2009 saw Newson drop weight to take her into the under 40 kg class, and in Cardiff she lifted 70 kg to take first place. She bettered this again that summer with first place at both the World Dwarf Games and the British Finals, lifting 75 kg in both. In November she travelled to Bangalore to compete in the IWAS World Games, taking silver in both the junior and senior events. In 2010, she took first place again in Cardiff, now lifting 80 kg. Her progress continued throughout the year, lifting 85 kg, now double her own weight, at the British Finals and breaking the junior European record. In July Newson was invited to attend the IPC Powerlifting World Championships in Kuala Lumpur, finishing first in the junior event and fourth in the seniors. She finished the year by qualifying for the England team for the 2010 Commonwealth Games, her lift of 85 kg placing her just outside the medals in fourth place.

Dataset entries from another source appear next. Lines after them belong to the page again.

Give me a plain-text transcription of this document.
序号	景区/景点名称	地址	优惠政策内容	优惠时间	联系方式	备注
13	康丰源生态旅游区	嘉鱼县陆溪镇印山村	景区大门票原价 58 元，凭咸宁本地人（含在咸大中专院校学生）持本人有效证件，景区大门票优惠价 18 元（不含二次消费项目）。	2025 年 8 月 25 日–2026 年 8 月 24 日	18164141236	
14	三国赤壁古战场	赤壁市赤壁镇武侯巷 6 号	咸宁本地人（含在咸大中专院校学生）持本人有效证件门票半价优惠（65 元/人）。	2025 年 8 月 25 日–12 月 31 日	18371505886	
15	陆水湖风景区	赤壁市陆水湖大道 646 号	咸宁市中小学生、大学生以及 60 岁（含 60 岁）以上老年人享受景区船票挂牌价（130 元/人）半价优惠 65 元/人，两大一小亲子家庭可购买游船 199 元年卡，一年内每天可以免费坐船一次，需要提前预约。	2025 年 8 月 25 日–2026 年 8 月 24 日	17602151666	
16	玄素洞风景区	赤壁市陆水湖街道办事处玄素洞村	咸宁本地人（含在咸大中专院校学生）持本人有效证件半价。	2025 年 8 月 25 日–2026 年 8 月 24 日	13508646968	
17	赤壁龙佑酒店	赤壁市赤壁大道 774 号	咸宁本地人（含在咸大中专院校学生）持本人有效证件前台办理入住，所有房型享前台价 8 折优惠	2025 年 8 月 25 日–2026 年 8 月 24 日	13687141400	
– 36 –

In 2011, she took first in Cardiff, the British Finals and the IWAS World Junior Games. She then took a break from competing to train in preparation for qualifying for the 2012 Summer Paralympics. With a personal best of 88 kg at Cardiff, Newson only entered the events that would ensure her position in the Great Britain team was secure. In February she qualified for the team taking the only position in the women's under 40 kg category. On 30 August, despite having her second lift chalked off, she equalled her personal best lifting 88 kg to take the bronze medal.

In 2021, she won the silver in her event at the 2021 World Para Powerlifting Championships held in Tbilisi, Georgia.

She competed at the 2022 Commonwealth Games where she won a gold medal in the women's lightweight event.